Heatter's culinary skills came to national attention during the 1968 Republican Convention in Miami when she whomped up an elephant-meat omelet. Walter Cronkite covered the event himself, and New York Times-man Claiborne was so impressed by the exotic omelet and her accompanying array of desserts that he urged her to do a cookbook. Though Maida had no agent or ghostwriting assistance, she got a $5,000 advance for her first cookbook manuscript in three weeks.

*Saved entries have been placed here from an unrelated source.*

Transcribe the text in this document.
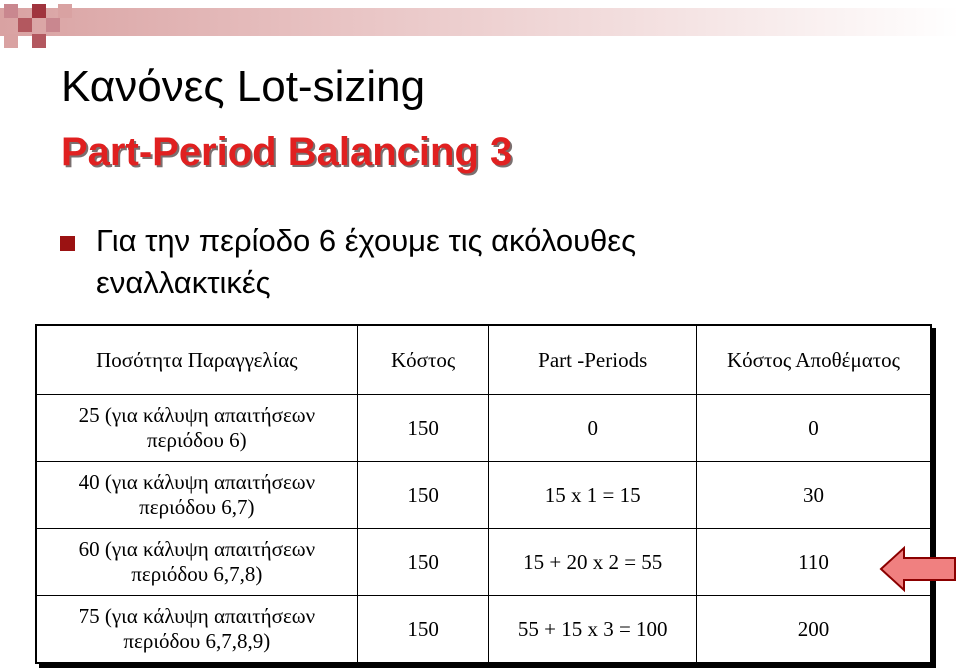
Κανόνες Lot-sizing
Part-Period Balancing 3
Για την περίοδο 6 έχουμε τις ακόλουθες εναλλακτικές
Ποσότητα Παραγγελίας	Κόστος	Part -Periods	Κόστος Αποθέματος
25 (για κάλυψη απαιτήσεων περιόδου 6)	150	0	0
40 (για κάλυψη απαιτήσεων περιόδου 6,7)	150	15 x 1 = 15	30
60 (για κάλυψη απαιτήσεων περιόδου 6,7,8)	150	15 + 20 x 2 = 55	110
75 (για κάλυψη απαιτήσεων περιόδου 6,7,8,9)	150	55 + 15 x 3 = 100	200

Now 64, Heatter still cooks 12 to 14 hours a day. "I think women should know that if they like to cook they shouldn't be ashamed of it," she says. She is already three-quarters of the way into her next book, which will tackle yeast cakes, ice cream confections and "plain old American apple pie—one of the most difficult things to make."
Maida and Ralph have long since sold off their eateries, and she now has a thing against restaurant food. So when on the road, the two eat almost nothing but ice cream. When he first married her, Ralph's weight shot up 50 pounds, but it is currently stabilized. Maida still yo-yos, and every time she picks up 10 to 15 pounds, she puts herself on a crash protein diet. Says the woman who bills herself Chairperson of the Board of the Chocolate Lovers Association of the World: "I believe in doing everything in excess."
Everything Maida Heatter touches turns to high calories—and sales. Her latest best-seller, Book of Great Chocolate Desserts (Knopf, $15), has moved 75,000 copies and is now in its third printing. Even those untempted by her 12 variations on the basic brownie or her Countess Toulouse-Lautrec's French Chocolate Cake find Maida's recipes a work of art. Craig Claiborne calls Heatter "probably the best contemporary author of dessert books. I can't eat her goodies on my current diet, but she whets my appetite."